Symptômes d’une équipe agile en bonne santé
Que pourrait observer un animateur d’une rétrospective pour évaluer la santé de son équipe ?
Eh bien, il devrait absolument voir les décisions prises. Le paysage change au sein d’une équipe saine. Ils peaufinent leurs stratégies. Ils s’ajustent. Ils expérimentent librement.
La responsabilité n’incombe pas à un individu. Elle incombe à chacun. Il règne une sorte d’atmosphère irréprochable, du genre : « Tiens, ça ne s’est pas si bien passé ». Ils peuvent identifier que quelqu’un a fait quelque chose et que cela a posé problème, mais on ne leur dirait pas : « Quand tu as fait ça, ça a vraiment tout gâché, et qu’est-ce que tu vas faire pour y remédier ?» Il s’agit plutôt de se demander : « Que pouvons-nous faire de mieux pour réagir ? » On sait que la responsabilité incombe à toute l’équipe, même lorsque les actions d’une seule personne ont pu causer un problème.
En général, il existe une notion d’irréprochabilité.
Ils gèrent bien les conflits.
Le symptôme d’une bonne équipe est qu’elle ne se tait pas, qu’elle se plaint.
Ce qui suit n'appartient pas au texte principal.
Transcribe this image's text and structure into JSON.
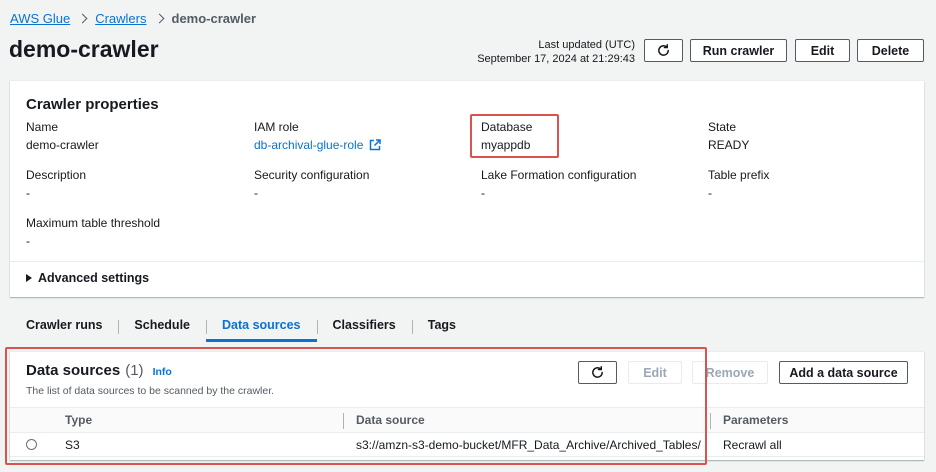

Parce qu’ils bénéficient d’une atmosphère de sécurité fondamentale dans laquelle ils se sentent capables de faire remonter les choses qui les dérangent.
Une dernière perle de sagesse agile
À 30 secondes de la fin et sans préavis, quel est votre conseil ultime pour quiconque se lance dans une démarche agile ?
Arrêtez-vous pour faire une rétrospective avant d’en avoir besoin.
Beaucoup d’équipes ne se réunissent pour discuter d’un problème que lorsqu’il devient problématique, et il est facile de sauter la rétrospective quand tout semble aller pour le mieux. Si vous avez fait cela, vous n’avez pas inspecté attentivement et découvert l’élément susceptible de poser problème. Dans quelques semaines ou quelques jours.
Merci!
Un grand merci à Jon Fazzaro pour sa participation à cet entretien.
Jon est coach Agile Full-Stack et travaille dans le développement logiciel depuis plus de vingt ans. Il est un fervent défenseur des pratiques agiles modernes comme la programmation d’ensemble, le développement piloté par les tests et la collaboration quotidienne avec les parties prenantes. Il est également un fervent défenseur du Lean Product Management et de la pensée systémique.
Jon intervient régulièrement lors de conférences sur les logiciels depuis 2015. Vous pouvez consulter « Oh! The Humanity », un aperçu de sa réflexion professionnelle actuelle.